AST was performed for all bacterial isolates. Gram- positive organisms were resistant to Ampicillin (52%), Penicillin (48%), Erythromycin (44%), Cefoxitin and Ciprofloxacin (40% each), Gentamicin and Linezolid (20% each, respectively), Clindamycin (32%), and levofloxacin (16%). Higher resistance pattern to Ampicillin (77.7%), Penicillin and Cefoxitin (88.8% each), Amoxyclav and Erythromycin (22.2% each), Levofloxacin, Clindamycin, and Gentamicin (33.3% each, respectively) was reported in the study done by Dr. Kamath et al.[3]

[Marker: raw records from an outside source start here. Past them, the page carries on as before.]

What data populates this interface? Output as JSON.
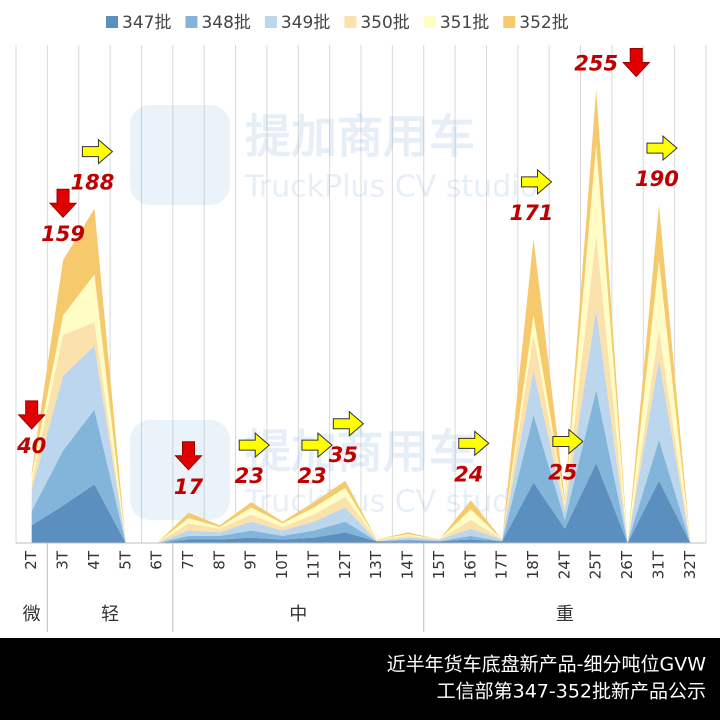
{
  "chart_data": {
    "type": "stacked-area",
    "categories": [
      "2T",
      "3T",
      "4T",
      "5T",
      "6T",
      "7T",
      "8T",
      "9T",
      "10T",
      "11T",
      "12T",
      "13T",
      "14T",
      "15T",
      "16T",
      "17T",
      "18T",
      "24T",
      "25T",
      "26T",
      "31T",
      "32T"
    ],
    "series": [
      {
        "name": "347批",
        "color": "#5b8fc0",
        "values": [
          10,
          21,
          33,
          0,
          0,
          2,
          2,
          3,
          2,
          3,
          6,
          1,
          1,
          1,
          2,
          1,
          34,
          8,
          45,
          0,
          35,
          0
        ]
      },
      {
        "name": "348批",
        "color": "#82b5d9",
        "values": [
          8,
          31,
          42,
          0,
          0,
          2,
          2,
          4,
          2,
          4,
          6,
          0,
          1,
          0,
          2,
          0,
          38,
          5,
          41,
          0,
          23,
          0
        ]
      },
      {
        "name": "349批",
        "color": "#bcd6ee",
        "values": [
          12,
          42,
          36,
          0,
          0,
          3,
          2,
          5,
          3,
          5,
          8,
          0,
          1,
          1,
          4,
          1,
          25,
          5,
          45,
          0,
          45,
          0
        ]
      },
      {
        "name": "350批",
        "color": "#fbe1ab",
        "values": [
          4,
          23,
          13,
          0,
          0,
          4,
          2,
          4,
          2,
          4,
          6,
          1,
          1,
          0,
          5,
          0,
          20,
          3,
          42,
          0,
          17,
          0
        ]
      },
      {
        "name": "351批",
        "color": "#fffcc6",
        "values": [
          4,
          11,
          27,
          0,
          0,
          3,
          1,
          4,
          2,
          4,
          5,
          0,
          1,
          0,
          6,
          0,
          11,
          2,
          51,
          0,
          39,
          0
        ]
      },
      {
        "name": "352批",
        "color": "#f6c96c",
        "values": [
          2,
          31,
          37,
          0,
          0,
          3,
          1,
          3,
          1,
          3,
          4,
          0,
          1,
          0,
          5,
          0,
          43,
          2,
          31,
          0,
          31,
          0
        ]
      }
    ],
    "ylim": [
      0,
      280
    ],
    "grid": "vertical",
    "annotations": [
      {
        "category": "2T",
        "value": 40,
        "arrow": "down"
      },
      {
        "category": "3T",
        "value": 159,
        "arrow": "down"
      },
      {
        "category": "4T",
        "value": 188,
        "arrow": "right"
      },
      {
        "category": "7T",
        "value": 17,
        "arrow": "down"
      },
      {
        "category": "9T",
        "value": 23,
        "arrow": "right"
      },
      {
        "category": "11T",
        "value": 23,
        "arrow": "right"
      },
      {
        "category": "12T",
        "value": 35,
        "arrow": "right"
      },
      {
        "category": "16T",
        "value": 24,
        "arrow": "right"
      },
      {
        "category": "18T",
        "value": 171,
        "arrow": "right"
      },
      {
        "category": "24T",
        "value": 25,
        "arrow": "right"
      },
      {
        "category": "25T",
        "value": 255,
        "arrow": "down"
      },
      {
        "category": "31T",
        "value": 190,
        "arrow": "right"
      }
    ],
    "groups": [
      {
        "label": "微",
        "start": "2T",
        "end": "2T"
      },
      {
        "label": "轻",
        "start": "3T",
        "end": "6T"
      },
      {
        "label": "中",
        "start": "7T",
        "end": "14T"
      },
      {
        "label": "重",
        "start": "15T",
        "end": "32T"
      }
    ],
    "watermark": {
      "brand": "提加商用车",
      "sub": "TruckPlus CV studio"
    },
    "footer": [
      "近半年货车底盘新产品-细分吨位GVW",
      "工信部第347-352批新产品公示"
    ]
  }
}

Gram-negative organisms in our study were found to be resistant to Ampicillin, Piperacillin, Ceftazidime, Ceftriaxone, and aztreonam (66–86%), similar resistance pattern (60%) was observed by Kamath et al.[3] Piperacillin – tazobactam (33–69%) and Cefepime (47–83%) were also resistant however, lower rate of resistance (20%) was seen in the study done by Kamath et al.[3] For imipenem and meropenem (33–66%), similar rate of resistance of 41.6% was observed by Kaur et al.[1] Resistance to Ciprofloxacin (16–83%), Amikacin, Gentamicin and Tobramycin (23–83% each), and Chloramphenicol (16–25%) was observed in our study, similar pattern of resistance (Gentamicin and Ciprofloxacin–85.72%, Amikacin – 64%) was observed in the study done by Kaur et al. (2017).[1]
In our study, out of 71 bacterial SSIs 57 (80.2%) were MDR; however, lower percentage (70%) of MDR samples was seen in a study by Adegoke et al.[21] About 40% of S. aureus organisms were found to be Methicillin resistant (MRSA) in this study. In a study done by Zahran et al.[22] they detected 88.3% MRSA.

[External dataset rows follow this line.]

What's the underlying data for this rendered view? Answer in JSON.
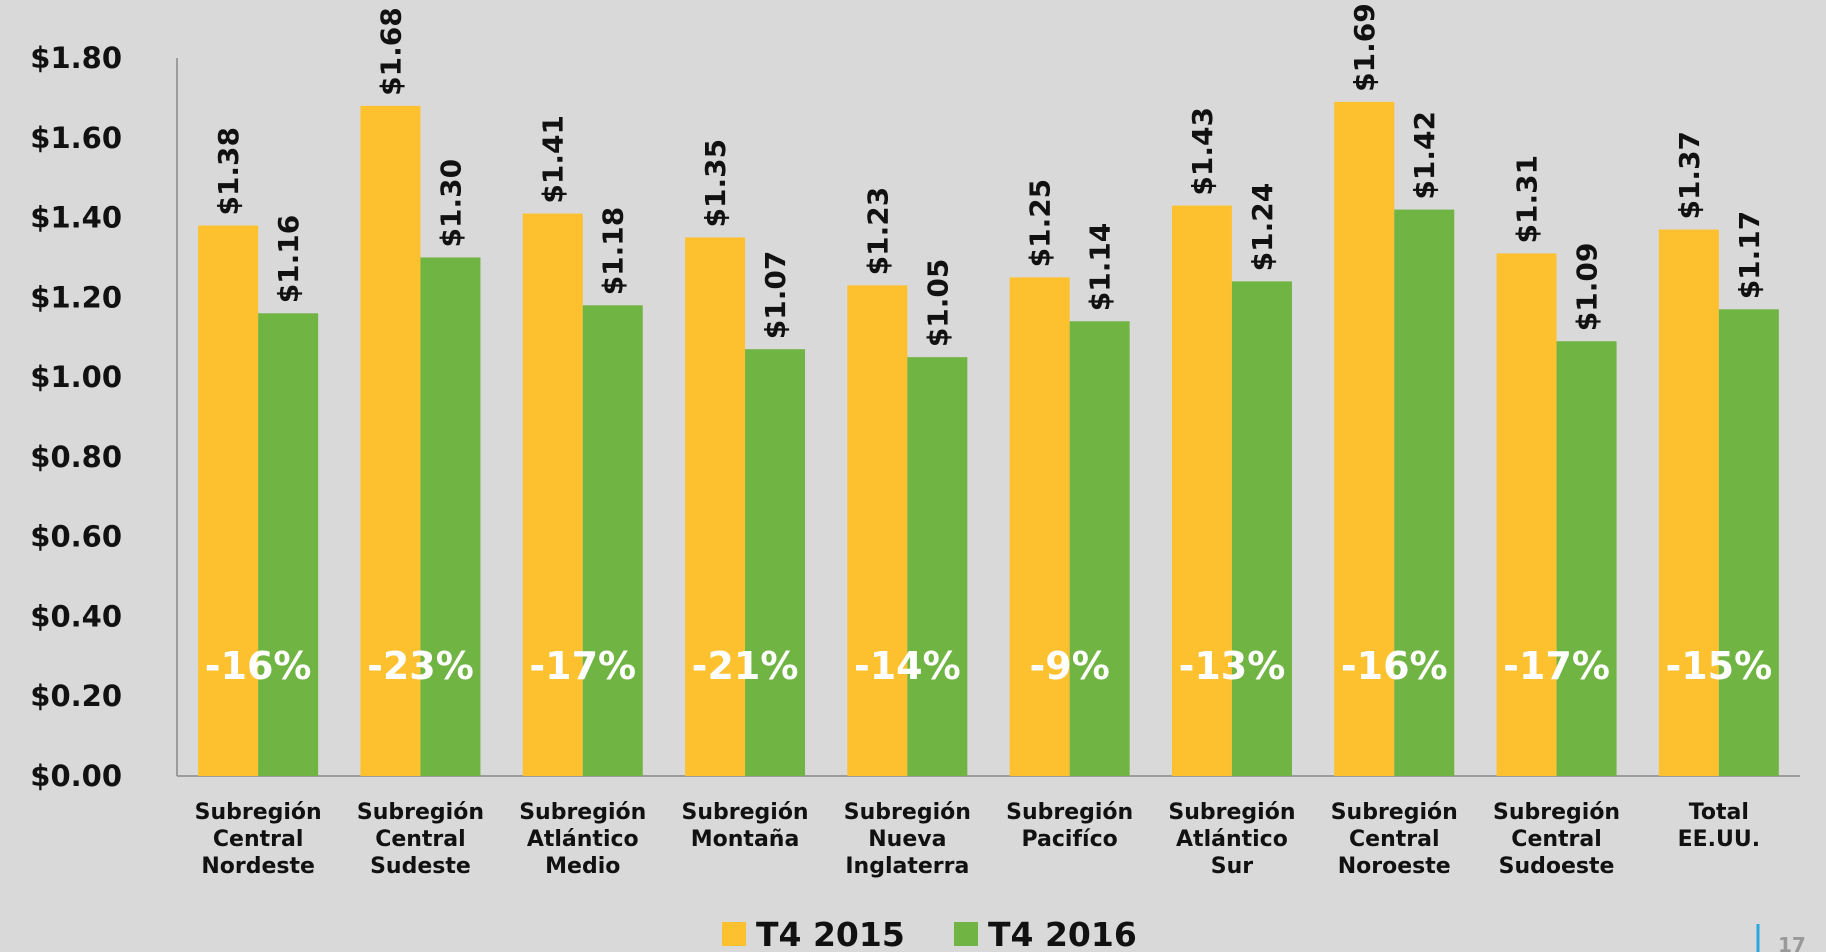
{
  "chart_data": {
    "type": "bar",
    "categories": [
      "Subregión Central Nordeste",
      "Subregión Central Sudeste",
      "Subregión Atlántico Medio",
      "Subregión Montaña",
      "Subregión Nueva Inglaterra",
      "Subregión Pacifíco",
      "Subregión Atlántico Sur",
      "Subregión Central Noroeste",
      "Subregión Central Sudoeste",
      "Total EE.UU."
    ],
    "series": [
      {
        "name": "T4 2015",
        "color": "#fdc02f",
        "values": [
          1.38,
          1.68,
          1.41,
          1.35,
          1.23,
          1.25,
          1.43,
          1.69,
          1.31,
          1.37
        ],
        "value_labels": [
          "$1.38",
          "$1.68",
          "$1.41",
          "$1.35",
          "$1.23",
          "$1.25",
          "$1.43",
          "$1.69",
          "$1.31",
          "$1.37"
        ]
      },
      {
        "name": "T4 2016",
        "color": "#70b444",
        "values": [
          1.16,
          1.3,
          1.18,
          1.07,
          1.05,
          1.14,
          1.24,
          1.42,
          1.09,
          1.17
        ],
        "value_labels": [
          "$1.16",
          "$1.30",
          "$1.18",
          "$1.07",
          "$1.05",
          "$1.14",
          "$1.24",
          "$1.42",
          "$1.09",
          "$1.17"
        ]
      }
    ],
    "annotations": [
      "-16%",
      "-23%",
      "-17%",
      "-21%",
      "-14%",
      "-9%",
      "-13%",
      "-16%",
      "-17%",
      "-15%"
    ],
    "ylim": [
      0,
      1.8
    ],
    "yticks": [
      {
        "value": 0,
        "label": "$0.00"
      },
      {
        "value": 0.2,
        "label": "$0.20"
      },
      {
        "value": 0.4,
        "label": "$0.40"
      },
      {
        "value": 0.6,
        "label": "$0.60"
      },
      {
        "value": 0.8,
        "label": "$0.80"
      },
      {
        "value": 1.0,
        "label": "$1.00"
      },
      {
        "value": 1.2,
        "label": "$1.20"
      },
      {
        "value": 1.4,
        "label": "$1.40"
      },
      {
        "value": 1.6,
        "label": "$1.60"
      },
      {
        "value": 1.8,
        "label": "$1.80"
      }
    ],
    "grid": false,
    "legend": "bottom",
    "page_number": "17"
  }
}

SSI continues to be an important clinical challenge despite the modern surgical and sterilization techniques and the use of prophylactic antimicrobials. The study has determined MRSA as the commonest bacteria responsible for the post- operative wound infections. It is important to know the microbial epidemiology of institution so that most suitable empirical treatment for the patients can be provided. The prolong use of antibiotics should be avoided as this is leading to development of resistant micro-organisms which are more difficult to get rid of. The risk factors such as age, diabetes, and smoking require a closer observation.
There is a need for identical studies in health- care settings to identify locally prevalent factors to rectify them to decrease the morbidity and mortality associated with SSI.